Quelque temps après ce drame, un grand reporter français, Didier Contant, se déplaça en Algérie. Menant une enquête sur les circonstances de l’assassinat de ces religieux, il se rendit sur les lieux et recueillit une multitude de témoignages. Il est arrivé à établir que les 7 moines avaient bel et bien étaient assassinés par les GIA. Il publia en 2004 une partie de son enquête sur les colonnes du Figaro Magazine. Beaucoup de personnes étaient très gênées par le contenu de cette enquête, parmi eux un félon de l’ANP, Abdelkader Tigha. Didier Contant effectue de nouvelles investigations. Il avait proposé à cet hebdomadaire la publication d’un autre article à la lumière de la nouvelle enquête dans laquelle la vérité est toujours évidente : la mise en cause des GIA. Didier Contant a été retrouvé mort avant même la publication de ce nouvel article. De source officielle on évoque le «suicide». Qui avait intérêt dans la disparition de ce grand reporter ? Ce qui a soulagé ceux qui tentent d’entretenir l’amalgame et la campagne du «qui tue qui ?».

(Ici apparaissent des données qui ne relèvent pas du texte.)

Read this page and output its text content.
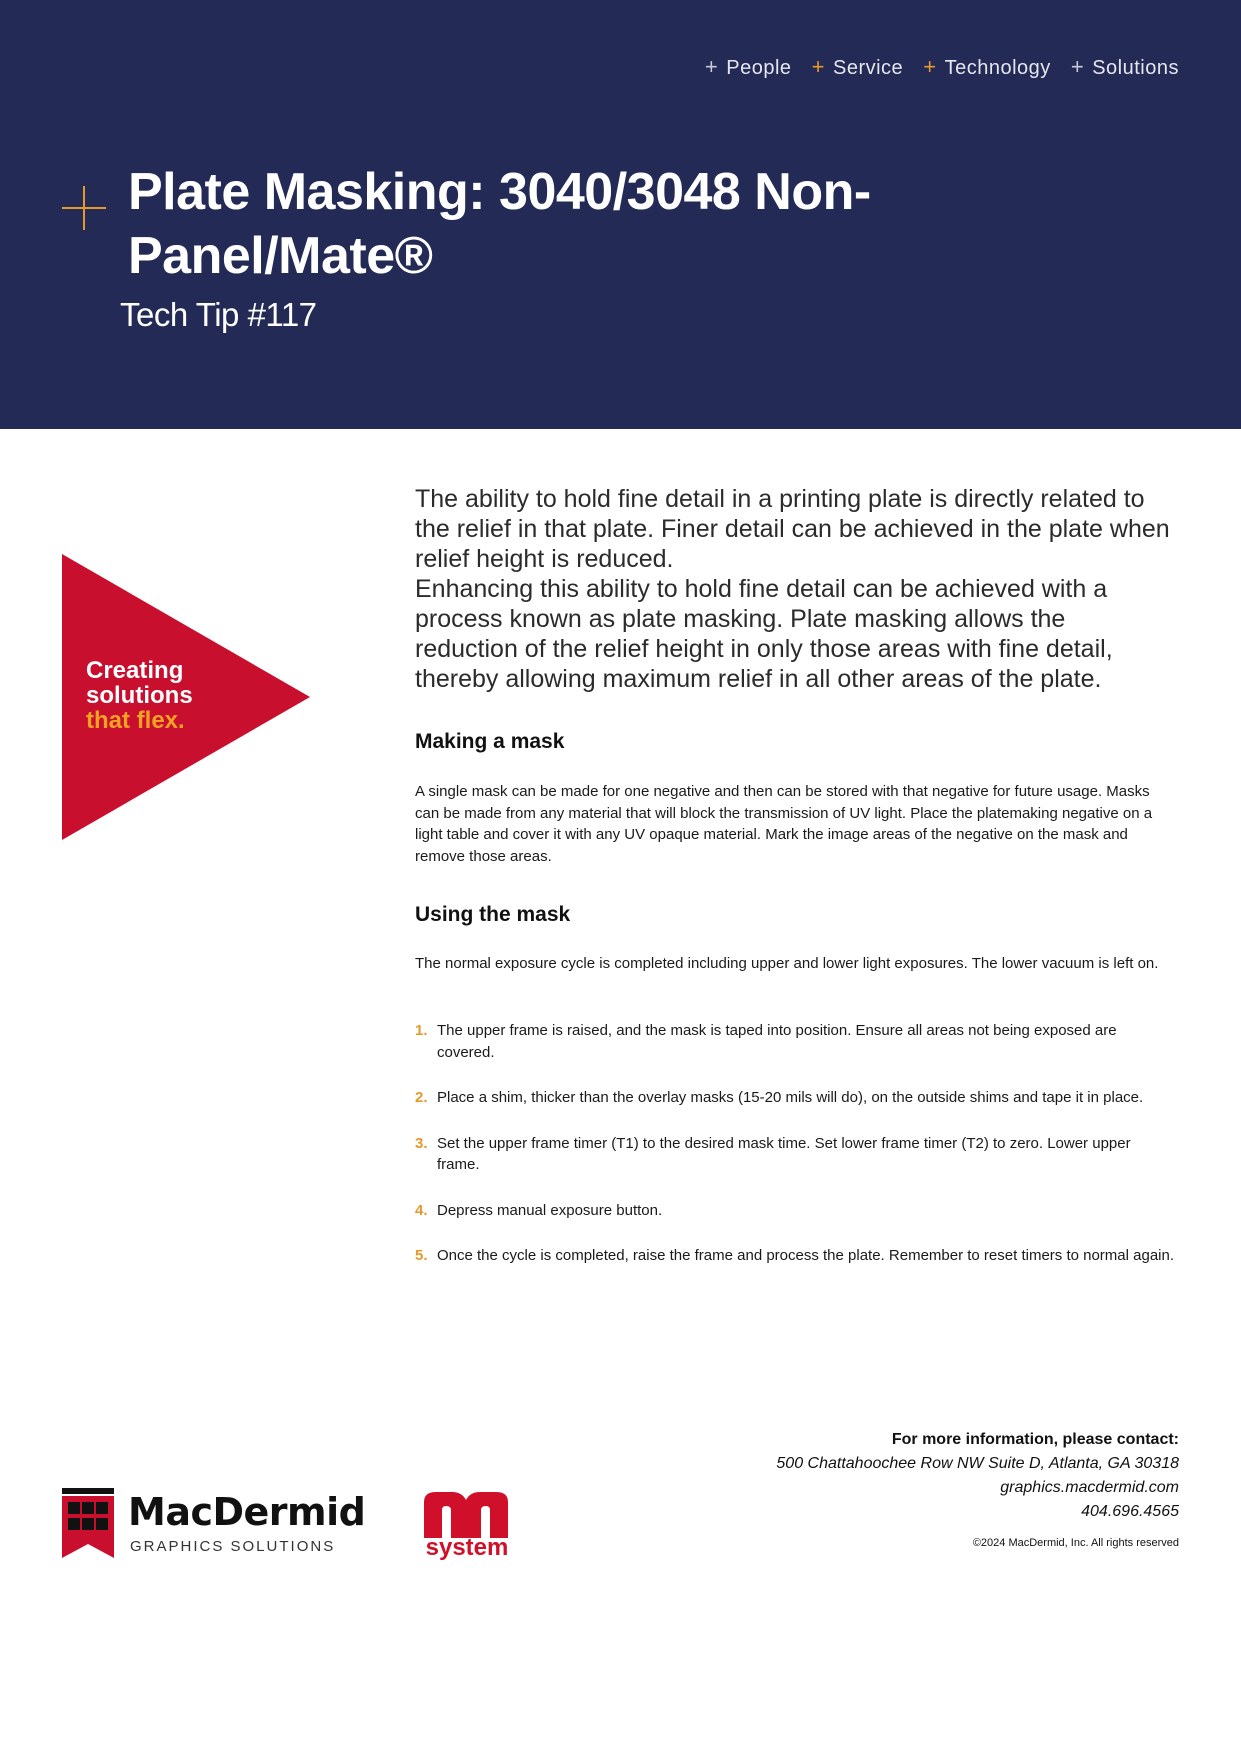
+ People + Service + Technology + Solutions
Plate Masking: 3040/3048 Non-
Panel/Mate®
Tech Tip #117
Creating
solutions
that flex.

The ability to hold fine detail in a printing plate is directly related to the relief in that plate. Finer detail can be achieved in the plate when relief height is reduced.

Enhancing this ability to hold fine detail can be achieved with a process known as plate masking. Plate masking allows the reduction of the relief height in only those areas with fine detail, thereby allowing maximum relief in all other areas of the plate.

Making a mask
A single mask can be made for one negative and then can be stored with that negative for future usage. Masks can be made from any material that will block the transmission of UV light. Place the platemaking negative on a light table and cover it with any UV opaque material. Mark the image areas of the negative on the mask and remove those areas.
Using the mask
The normal exposure cycle is completed including upper and lower light exposures. The lower vacuum is left on.
1. The upper frame is raised, and the mask is taped into position. Ensure all areas not being exposed are covered.
2. Place a shim, thicker than the overlay masks (15-20 mils will do), on the outside shims and tape it in place.
3. Set the upper frame timer (T1) to the desired mask time. Set lower frame timer (T2) to zero. Lower upper frame.
4. Depress manual exposure button.
5. Once the cycle is completed, raise the frame and process the plate. Remember to reset timers to normal again.
For more information, please contact:
500 Chattahoochee Row NW Suite D, Atlanta, GA 30318
graphics.macdermid.com
404.696.4565
©2024 MacDermid, Inc. All rights reserved
MacDermid
GRAPHICS SOLUTIONS	system
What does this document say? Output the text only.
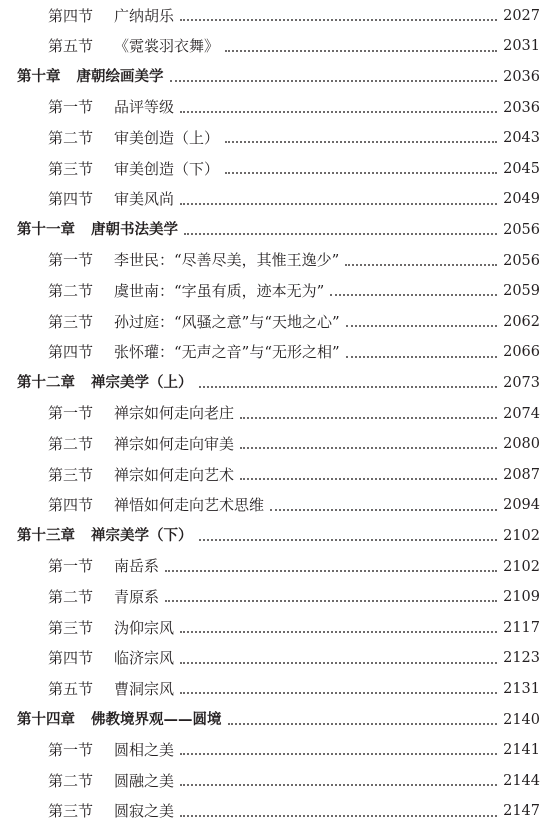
第四节	广纳胡乐	2027
第五节	《霓裳羽衣舞》	2031
第十章 唐朝绘画美学	2036
第一节	品评等级	2036
第二节	审美创造（上）	2043
第三节	审美创造（下）	2045
第四节	审美风尚	2049
第十一章 唐朝书法美学	2056
第一节	李世民：“尽善尽美，其惟王逸少”	2056
第二节	虞世南：“字虽有质，迹本无为”	2059
第三节	孙过庭：“风骚之意”与“天地之心”	2062
第四节	张怀瓘：“无声之音”与“无形之相”	2066
第十二章 禅宗美学（上）	2073
第一节	禅宗如何走向老庄	2074
第二节	禅宗如何走向审美	2080
第三节	禅宗如何走向艺术	2087
第四节	禅悟如何走向艺术思维	2094
第十三章 禅宗美学（下）	2102
第一节	南岳系	2102
第二节	青原系	2109
第三节	沩仰宗风	2117
第四节	临济宗风	2123
第五节	曹洞宗风	2131
第十四章 佛教境界观——圆境	2140
第一节	圆相之美	2141
第二节	圆融之美	2144
第三节	圆寂之美	2147
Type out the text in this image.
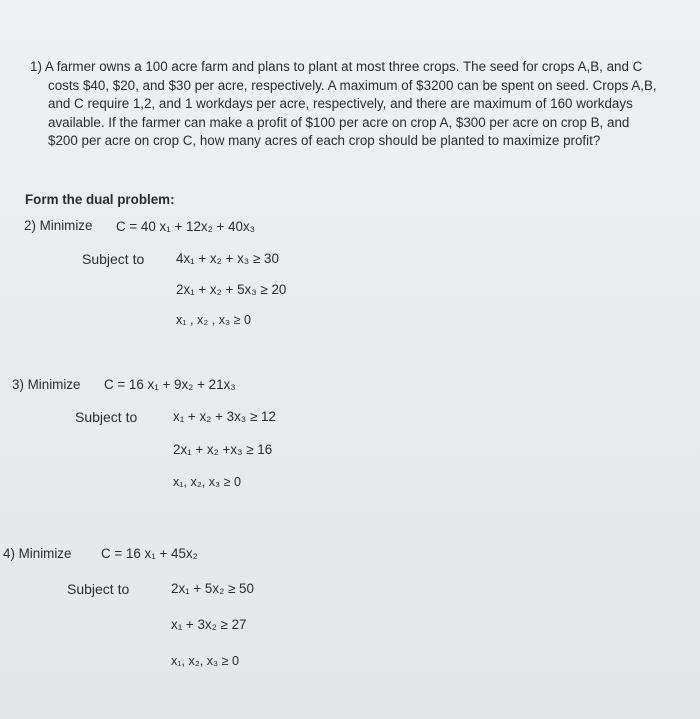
1) A farmer owns a 100 acre farm and plans to plant at most three crops. The seed for crops A,B, and C
costs $40, $20, and $30 per acre, respectively. A maximum of $3200 can be spent on seed. Crops A,B,
and C require 1,2, and 1 workdays per acre, respectively, and there are maximum of 160 workdays
available. If the farmer can make a profit of $100 per acre on crop A, $300 per acre on crop B, and
$200 per acre on crop C, how many acres of each crop should be planted to maximize profit?
Form the dual problem:
2) Minimize C = 40 x₁ + 12x₂ + 40x₃
Subject to 4x₁ + x₂ + x₃ ≥ 30
2x₁ + x₂ + 5x₃ ≥ 20
x₁ , x₂ , x₃ ≥ 0
3) Minimize C = 16 x₁ + 9x₂ + 21x₃
Subject to	x₁ + x₂ + 3x₃ ≥ 12
2x₁ + x₂ +x₃ ≥ 16
x₁, x₂, x₃ ≥ 0
4) Minimize C = 16 x₁ + 45x₂
Subject to	2x₁ + 5x₂ ≥ 50
x₁ + 3x₂ ≥ 27
x₁, x₂, x₃ ≥ 0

Le témoignage de Rina Sherman

Didier Contant a été victime d’une insoutenable pression. Un des partisans connus du «qui tue qui ?», Jean-Baptiste Rivoire, a contacté les rédactions parisiennes pour empêcher toute nouvelle publication du grand reporter Didier Contant. Ce qui signifie que les enquêtes de Didier Contant, de par leur caractère consistant et irréfutable, dérangeaient ceux qui tentaient de maintenir l’amalgame sur cette affaire et tant d’autres. Rina Sherman déposa plainte à l’encontre de Jean-Baptiste Rivoire. Ce journaliste a été mis en examen, ce qui prouverait son implication dans l’empêchement de la publication de cette nouvelle enquête. Le 5 février de l’année en cours, soit cinq ans après le décès de Didier Contant, le juge d’instruction parisien Patrick Ramael, qui enquêtait sur les circonstances exactes de la mort de ce grand reporter, a ordonné le renvoi de ce journaliste devant le tribunal correctionnel de Paris pour violences volontaires préméditées. Didier Contant était «le huitième mort de Tibhérine». Rina Sherman accuse Jean-Baptiste Rivoire de faire partie de la campagne du «qui tue qui ?».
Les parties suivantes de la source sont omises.